What car? - I think something Japanese, a Daihatsu Sirion or something similar. 4 doors. Petrol. Manual...
Definitely going through Iran. Everyone i have ever spoken to when i was travelling rates Iran highly.
the full trip home musta been CRAZY
Hope your move is going well. Not an easy task to pack everything up and shuffle it from A to B. Good time to purge a bit tho! Best Luck, look forward to reading more of your report when you get the time.
Edit: 200 pages, eh? We are something like 26 pages in here so.... the full trip home musta been CRAZY
It was a matter of time for rain to come back. I was given a break for two consecutive days with a mix of sunny and cloudy weather but today it would rain non-stop though not as bad as in the Baikal lake, more like an intermittent drizzle with better temperatures. I had bought a winter hat in Novosibirsk to wear inside the helmet that also did a good job covering the neck area keeping humidity out. Globes on the other hand were asking for replacement and the forma boots had lost its impermeability feature so I had to revert this by putting some tape around them.
The road was once again a long straight line though with the same taiga landscape. I covered 1000 Km/ 600 miles stopping a total of three times for fuel and food. Petrol is so cheap I kept trying the 98 octane on the bike at just 60 cents per litre. These petrol stations, either Lukoil or Gazprom had very decent fast food like hot dogs or good pastries. I stopped for lunch however, in a lorry rest area that had a buffet menu type with all typical Russian cuisine dishes. It was packed and I had to share the table with a random driver but that seemed to be the case with almost everybody in that place. I just felt bad not to be able to speak the language. With this weather it was time to try once again the local Borsch and gain back some heat. I spent my break time looking for workshops in Moscow to maybe change the chain and the tyres as the Karoo were already unevenly worn. My plan was to stop in Moscow anyhow a couple days and see the city, the last stop in this trip.

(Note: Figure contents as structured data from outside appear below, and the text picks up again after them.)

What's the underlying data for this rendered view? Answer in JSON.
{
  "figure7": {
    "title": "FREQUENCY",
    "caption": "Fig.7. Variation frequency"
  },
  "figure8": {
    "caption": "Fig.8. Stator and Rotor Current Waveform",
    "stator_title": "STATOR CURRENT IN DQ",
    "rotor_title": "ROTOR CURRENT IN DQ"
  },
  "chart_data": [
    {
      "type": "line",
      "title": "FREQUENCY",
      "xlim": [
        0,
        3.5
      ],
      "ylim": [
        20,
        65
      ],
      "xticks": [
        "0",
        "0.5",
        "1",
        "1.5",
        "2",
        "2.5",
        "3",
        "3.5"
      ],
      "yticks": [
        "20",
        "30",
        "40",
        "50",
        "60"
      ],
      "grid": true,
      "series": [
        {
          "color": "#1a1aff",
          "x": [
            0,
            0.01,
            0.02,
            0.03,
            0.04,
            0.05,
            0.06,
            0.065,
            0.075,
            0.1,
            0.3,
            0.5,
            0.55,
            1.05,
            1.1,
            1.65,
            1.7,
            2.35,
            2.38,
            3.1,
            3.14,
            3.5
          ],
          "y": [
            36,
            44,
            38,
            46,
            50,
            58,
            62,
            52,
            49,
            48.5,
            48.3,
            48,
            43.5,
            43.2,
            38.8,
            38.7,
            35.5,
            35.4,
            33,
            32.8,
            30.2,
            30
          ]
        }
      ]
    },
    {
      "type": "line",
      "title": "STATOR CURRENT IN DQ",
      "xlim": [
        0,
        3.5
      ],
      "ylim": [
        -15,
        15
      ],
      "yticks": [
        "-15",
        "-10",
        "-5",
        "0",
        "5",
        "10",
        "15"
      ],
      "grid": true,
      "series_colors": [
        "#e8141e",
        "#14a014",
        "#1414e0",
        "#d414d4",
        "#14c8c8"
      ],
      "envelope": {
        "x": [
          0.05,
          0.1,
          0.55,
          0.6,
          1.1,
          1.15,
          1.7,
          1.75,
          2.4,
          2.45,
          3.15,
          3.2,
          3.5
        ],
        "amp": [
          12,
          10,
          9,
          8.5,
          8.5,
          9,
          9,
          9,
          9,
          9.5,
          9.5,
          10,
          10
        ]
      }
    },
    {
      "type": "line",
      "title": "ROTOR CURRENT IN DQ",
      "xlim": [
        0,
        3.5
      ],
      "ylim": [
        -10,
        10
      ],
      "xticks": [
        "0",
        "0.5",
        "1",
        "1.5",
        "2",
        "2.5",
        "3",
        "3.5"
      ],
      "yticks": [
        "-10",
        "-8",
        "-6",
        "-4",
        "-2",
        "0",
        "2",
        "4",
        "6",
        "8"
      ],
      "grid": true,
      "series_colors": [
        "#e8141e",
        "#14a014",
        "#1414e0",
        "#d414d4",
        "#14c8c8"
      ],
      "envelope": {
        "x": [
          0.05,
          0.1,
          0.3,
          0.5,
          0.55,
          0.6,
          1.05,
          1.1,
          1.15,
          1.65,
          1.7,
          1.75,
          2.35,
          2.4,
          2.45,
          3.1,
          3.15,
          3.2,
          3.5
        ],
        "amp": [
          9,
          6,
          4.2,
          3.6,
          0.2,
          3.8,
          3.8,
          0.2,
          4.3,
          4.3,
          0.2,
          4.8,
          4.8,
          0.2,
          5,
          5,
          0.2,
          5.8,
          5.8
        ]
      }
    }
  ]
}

Back on the road, I had a couple of close calls. Everytime I tried to overtake a truck I had to calculate everything very meticulously not to end up in a disaster. With just 15 hp I had got the feeling on how to overtake slower vehicles but with long semis it would take a good hald a minute to do this and if another truck came in the opposite direction I would have to abort the operation almost when I ended up overtaking. This was a patience test. Some drivers sometimes would cooperate either by indicating the right timing or by slowing down. Others would just mind their own business. With bad weather and sometimes unpredictable asphalt on the road, concentration was a commodity I could not afford to lose. This would be even worse after the sun was down as my scratched visor would not allow me to see so I had to ride with an open helmet.
I wanted to keep riding to Omsk, close to the Kazakhstan border but that would have implied arriving very late and although I was quite comfortable in mother Russia, it had been a long day, temperatures were dropping down and the best part, I had found a motoclub in iOverlander. I really wanted to try this today, so I stopped in Tatarsk. Now the story gets interesting because when I get to the place the motoclub is no longer there but there I found two locals repairing a Soviet old timer who invited me to join them in their improvised workshop. I helped them replace a suspension component which had to be taken out with an old torch from the soviet era still in working order. I wanted to ask them if there was a place in their private property where to pitch the tent for the night but they denied me this and instead one of them came with me 20 meters to a nearby hotel, paid the night and gave me a shot glass as a souvenir. People following me home could not believe stuff like this would be happening to me so frequently. The more I was heading west, the more melancholic I was getting.
The generosity shown by some is so heart warming. Like others I'm still loving your adventure.